Axel Dreher, Andreas Fuchs, Sarah Langlotz

European Economic Review, Volume 112 (2019), Pages 127-147

https://doi.org/10.1016/j.euroecorev.2018.12.001

Review

This article analyzes whether, and to what extent, foreign aid is effective in tackling the root causes of flight and reducing the flow of refugees. The authors: (a) analyze whether inflows of foreign aid are effective in reducing the total outflows of refugees from recipient countries (to any destination); and (b) estimate the effects of aid on the number of refugees going to donor countries. The authors employ an instrumental variable approach, using the interaction between donor government/legislature fractionalization and the probability of receiving aid from a particular donor as an instrument for bilateral aid. The analysis is based on refugee data for 141 origin countries from 1976 to 2013 and bilateral Official Development Assistance (ODA) data.

Key findings:

  • No evidence that total aid to origin countries reduces total refugee outflows in the short term. Only with long lags of eleven years or more does aid reduce refugee outflows, which appear to be driven by lagged positive effects of aid on economic growth.
  • However, where the share of humanitarian aid in total ODA is sufficiently high, aid reduces the number of refugees leaving their country in the short term.
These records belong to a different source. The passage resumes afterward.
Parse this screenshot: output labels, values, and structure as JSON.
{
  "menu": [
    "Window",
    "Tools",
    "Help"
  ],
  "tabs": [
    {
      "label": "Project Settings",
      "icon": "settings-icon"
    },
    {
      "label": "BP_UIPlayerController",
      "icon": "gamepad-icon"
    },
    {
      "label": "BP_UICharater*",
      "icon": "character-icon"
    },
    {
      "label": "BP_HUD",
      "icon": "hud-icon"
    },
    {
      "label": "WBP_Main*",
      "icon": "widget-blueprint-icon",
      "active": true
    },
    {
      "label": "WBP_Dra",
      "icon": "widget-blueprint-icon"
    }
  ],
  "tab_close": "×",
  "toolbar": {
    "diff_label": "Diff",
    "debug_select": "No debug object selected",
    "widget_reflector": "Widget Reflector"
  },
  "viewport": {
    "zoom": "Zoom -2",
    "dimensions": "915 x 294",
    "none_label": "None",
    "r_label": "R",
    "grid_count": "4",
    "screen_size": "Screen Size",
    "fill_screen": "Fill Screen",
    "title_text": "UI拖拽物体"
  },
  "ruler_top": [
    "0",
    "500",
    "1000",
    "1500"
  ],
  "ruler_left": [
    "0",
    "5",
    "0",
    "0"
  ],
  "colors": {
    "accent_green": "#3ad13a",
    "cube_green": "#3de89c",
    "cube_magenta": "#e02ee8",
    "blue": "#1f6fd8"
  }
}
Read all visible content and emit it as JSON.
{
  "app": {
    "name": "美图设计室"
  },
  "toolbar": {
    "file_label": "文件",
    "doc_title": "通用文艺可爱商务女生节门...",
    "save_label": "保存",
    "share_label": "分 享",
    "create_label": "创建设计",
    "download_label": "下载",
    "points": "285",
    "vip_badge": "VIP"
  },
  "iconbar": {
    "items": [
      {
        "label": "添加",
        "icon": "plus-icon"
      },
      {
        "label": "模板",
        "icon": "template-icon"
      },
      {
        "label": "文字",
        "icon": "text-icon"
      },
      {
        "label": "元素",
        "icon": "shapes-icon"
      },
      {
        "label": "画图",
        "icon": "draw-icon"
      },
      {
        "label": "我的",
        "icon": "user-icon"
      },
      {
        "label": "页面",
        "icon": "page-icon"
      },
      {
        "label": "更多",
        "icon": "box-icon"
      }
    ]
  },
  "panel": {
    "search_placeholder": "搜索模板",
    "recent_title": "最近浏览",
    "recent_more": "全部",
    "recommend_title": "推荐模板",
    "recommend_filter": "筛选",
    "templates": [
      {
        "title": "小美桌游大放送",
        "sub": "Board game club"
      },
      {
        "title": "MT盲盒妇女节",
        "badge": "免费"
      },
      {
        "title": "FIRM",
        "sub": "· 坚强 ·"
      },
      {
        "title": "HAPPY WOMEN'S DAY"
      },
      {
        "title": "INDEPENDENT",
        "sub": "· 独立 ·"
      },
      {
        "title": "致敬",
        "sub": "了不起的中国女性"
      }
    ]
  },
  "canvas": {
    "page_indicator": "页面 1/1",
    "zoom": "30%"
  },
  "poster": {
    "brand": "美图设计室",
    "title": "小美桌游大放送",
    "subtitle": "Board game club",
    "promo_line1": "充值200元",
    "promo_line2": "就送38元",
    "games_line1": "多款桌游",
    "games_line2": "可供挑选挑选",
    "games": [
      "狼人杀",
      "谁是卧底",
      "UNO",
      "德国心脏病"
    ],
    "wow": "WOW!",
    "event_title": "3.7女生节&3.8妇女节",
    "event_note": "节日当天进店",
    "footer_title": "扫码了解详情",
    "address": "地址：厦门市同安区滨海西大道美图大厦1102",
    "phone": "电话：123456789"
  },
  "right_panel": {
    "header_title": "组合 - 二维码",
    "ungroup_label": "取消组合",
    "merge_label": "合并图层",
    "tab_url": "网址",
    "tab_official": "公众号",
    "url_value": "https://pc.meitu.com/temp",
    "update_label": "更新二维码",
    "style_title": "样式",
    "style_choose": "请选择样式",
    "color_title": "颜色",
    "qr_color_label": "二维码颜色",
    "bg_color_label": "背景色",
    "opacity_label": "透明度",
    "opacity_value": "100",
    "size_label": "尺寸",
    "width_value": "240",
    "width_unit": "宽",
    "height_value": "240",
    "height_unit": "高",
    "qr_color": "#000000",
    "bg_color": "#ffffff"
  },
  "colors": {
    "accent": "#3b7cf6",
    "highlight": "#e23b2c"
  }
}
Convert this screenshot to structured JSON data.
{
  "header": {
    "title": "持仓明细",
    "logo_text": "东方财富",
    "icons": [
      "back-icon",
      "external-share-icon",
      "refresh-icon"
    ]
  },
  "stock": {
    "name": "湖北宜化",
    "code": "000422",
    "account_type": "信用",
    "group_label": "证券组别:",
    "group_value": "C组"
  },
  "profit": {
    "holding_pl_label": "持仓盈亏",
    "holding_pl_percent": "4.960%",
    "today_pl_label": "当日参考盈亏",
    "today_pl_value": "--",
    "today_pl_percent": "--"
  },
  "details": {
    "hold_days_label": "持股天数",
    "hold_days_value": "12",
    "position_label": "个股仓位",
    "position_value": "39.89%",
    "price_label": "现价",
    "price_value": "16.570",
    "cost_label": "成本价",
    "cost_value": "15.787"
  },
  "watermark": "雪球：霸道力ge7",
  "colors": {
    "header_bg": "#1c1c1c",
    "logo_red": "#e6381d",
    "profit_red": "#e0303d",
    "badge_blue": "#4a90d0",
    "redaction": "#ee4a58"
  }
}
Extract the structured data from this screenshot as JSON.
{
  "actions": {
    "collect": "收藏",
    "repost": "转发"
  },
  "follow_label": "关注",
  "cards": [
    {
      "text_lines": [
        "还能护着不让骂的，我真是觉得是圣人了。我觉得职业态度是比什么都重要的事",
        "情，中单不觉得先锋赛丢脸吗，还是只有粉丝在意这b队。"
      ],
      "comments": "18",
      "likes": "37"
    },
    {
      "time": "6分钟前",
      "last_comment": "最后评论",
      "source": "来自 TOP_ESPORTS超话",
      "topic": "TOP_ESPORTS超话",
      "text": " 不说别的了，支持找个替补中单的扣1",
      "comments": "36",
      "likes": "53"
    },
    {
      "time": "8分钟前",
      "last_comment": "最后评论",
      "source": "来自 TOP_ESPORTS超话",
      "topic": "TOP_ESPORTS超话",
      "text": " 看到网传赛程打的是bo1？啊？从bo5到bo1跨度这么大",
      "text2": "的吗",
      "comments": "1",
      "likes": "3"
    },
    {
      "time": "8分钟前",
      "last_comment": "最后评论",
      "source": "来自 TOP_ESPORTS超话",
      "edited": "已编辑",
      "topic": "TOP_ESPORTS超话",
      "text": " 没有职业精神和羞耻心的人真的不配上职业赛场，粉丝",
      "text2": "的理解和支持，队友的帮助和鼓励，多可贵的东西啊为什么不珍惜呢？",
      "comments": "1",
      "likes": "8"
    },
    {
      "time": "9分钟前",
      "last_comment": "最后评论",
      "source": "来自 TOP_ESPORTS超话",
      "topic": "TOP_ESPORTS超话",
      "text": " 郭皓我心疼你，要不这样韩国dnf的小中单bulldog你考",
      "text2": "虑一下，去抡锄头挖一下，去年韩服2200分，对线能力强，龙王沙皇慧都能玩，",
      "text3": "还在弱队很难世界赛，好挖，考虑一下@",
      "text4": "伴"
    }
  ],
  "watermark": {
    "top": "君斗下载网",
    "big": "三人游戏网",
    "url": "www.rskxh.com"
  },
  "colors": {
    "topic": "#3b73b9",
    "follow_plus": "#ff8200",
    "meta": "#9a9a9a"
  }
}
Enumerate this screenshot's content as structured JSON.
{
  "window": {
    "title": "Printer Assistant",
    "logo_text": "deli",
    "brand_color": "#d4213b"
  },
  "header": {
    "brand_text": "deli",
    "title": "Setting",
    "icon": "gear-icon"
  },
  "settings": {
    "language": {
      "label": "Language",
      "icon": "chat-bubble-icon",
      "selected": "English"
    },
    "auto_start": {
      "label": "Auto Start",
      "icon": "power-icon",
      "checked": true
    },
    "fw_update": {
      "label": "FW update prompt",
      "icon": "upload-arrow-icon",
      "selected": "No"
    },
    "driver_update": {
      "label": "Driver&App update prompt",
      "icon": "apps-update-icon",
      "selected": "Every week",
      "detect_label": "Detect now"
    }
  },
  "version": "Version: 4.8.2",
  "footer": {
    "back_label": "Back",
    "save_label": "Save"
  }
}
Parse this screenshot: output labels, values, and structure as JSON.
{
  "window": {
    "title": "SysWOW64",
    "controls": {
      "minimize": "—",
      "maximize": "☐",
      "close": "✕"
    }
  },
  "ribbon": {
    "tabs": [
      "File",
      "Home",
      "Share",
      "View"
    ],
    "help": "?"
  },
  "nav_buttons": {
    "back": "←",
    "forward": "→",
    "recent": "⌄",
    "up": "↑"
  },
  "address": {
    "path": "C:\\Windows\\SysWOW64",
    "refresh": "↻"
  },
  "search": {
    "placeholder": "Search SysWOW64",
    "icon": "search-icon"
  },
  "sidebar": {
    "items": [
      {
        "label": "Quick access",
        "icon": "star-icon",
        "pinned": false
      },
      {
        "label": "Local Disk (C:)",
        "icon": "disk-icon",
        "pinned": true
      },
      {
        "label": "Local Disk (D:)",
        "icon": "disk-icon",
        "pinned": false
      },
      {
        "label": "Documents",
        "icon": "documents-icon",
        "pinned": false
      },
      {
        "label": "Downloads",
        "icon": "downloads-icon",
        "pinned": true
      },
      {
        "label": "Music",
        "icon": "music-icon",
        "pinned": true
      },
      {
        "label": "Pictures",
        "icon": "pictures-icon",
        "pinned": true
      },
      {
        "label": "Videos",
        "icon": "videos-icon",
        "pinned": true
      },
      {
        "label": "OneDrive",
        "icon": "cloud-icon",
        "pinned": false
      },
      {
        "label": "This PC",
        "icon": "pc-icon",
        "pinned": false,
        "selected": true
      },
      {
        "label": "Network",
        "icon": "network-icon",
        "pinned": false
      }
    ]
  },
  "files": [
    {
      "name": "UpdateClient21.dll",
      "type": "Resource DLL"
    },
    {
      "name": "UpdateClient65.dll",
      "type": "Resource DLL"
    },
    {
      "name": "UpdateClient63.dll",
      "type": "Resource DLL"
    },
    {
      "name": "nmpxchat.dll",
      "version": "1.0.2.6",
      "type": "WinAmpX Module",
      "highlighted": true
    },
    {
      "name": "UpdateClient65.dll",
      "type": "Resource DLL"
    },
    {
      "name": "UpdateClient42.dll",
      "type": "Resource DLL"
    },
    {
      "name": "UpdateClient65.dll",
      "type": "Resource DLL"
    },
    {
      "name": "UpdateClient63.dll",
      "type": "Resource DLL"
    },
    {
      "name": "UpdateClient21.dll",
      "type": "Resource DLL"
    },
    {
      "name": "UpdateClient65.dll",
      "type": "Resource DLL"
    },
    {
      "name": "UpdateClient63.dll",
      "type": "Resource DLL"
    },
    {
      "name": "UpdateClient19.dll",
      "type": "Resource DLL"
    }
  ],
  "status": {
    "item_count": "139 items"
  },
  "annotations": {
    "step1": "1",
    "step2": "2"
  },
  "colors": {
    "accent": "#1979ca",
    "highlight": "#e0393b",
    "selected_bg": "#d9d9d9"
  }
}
Humanitarian aid is more effective in reducing refugee flows in the short run, compared to general development aid—aid reduces refugee outflows as long as the share of humanitarian aid exceeds seven percent of total ODA receipts two periods after it has been disbursed.
  • Aid is also more effective (or less ineffective) in countries that are more likely sources of refugee outflows, such as countries that are poorer, more repressive, or hit by more severe conflict and disaster.
  • In the short term, donor countries experience increases in refugee inflows, possibly driven by an improved image of donor countries through aid, or by enabling people to afford the cost of fleeing to another country.
  • Aid induces recipient governments to encourage the return of their citizens in the short term.
  • Aid increases the number of IDPs in the short run, possibly by enabling people to escape imminent threats to their lives, or by supporting the establishment of IDP camps that allow citizens to seek refuge within their own country.
  • Aid given to origin countries’ neighbors reduces the flow of refugees from the origin country to the rest of the world and to donor countries in particular, i.e. donors successfully use their aid to induce countries bordering the refugees’ homes to block refugee flows. In the long run, aid to neighbors increases refugee flows, possibly because it becomes comparably easier and more attractive to seek refuge in a neighboring country.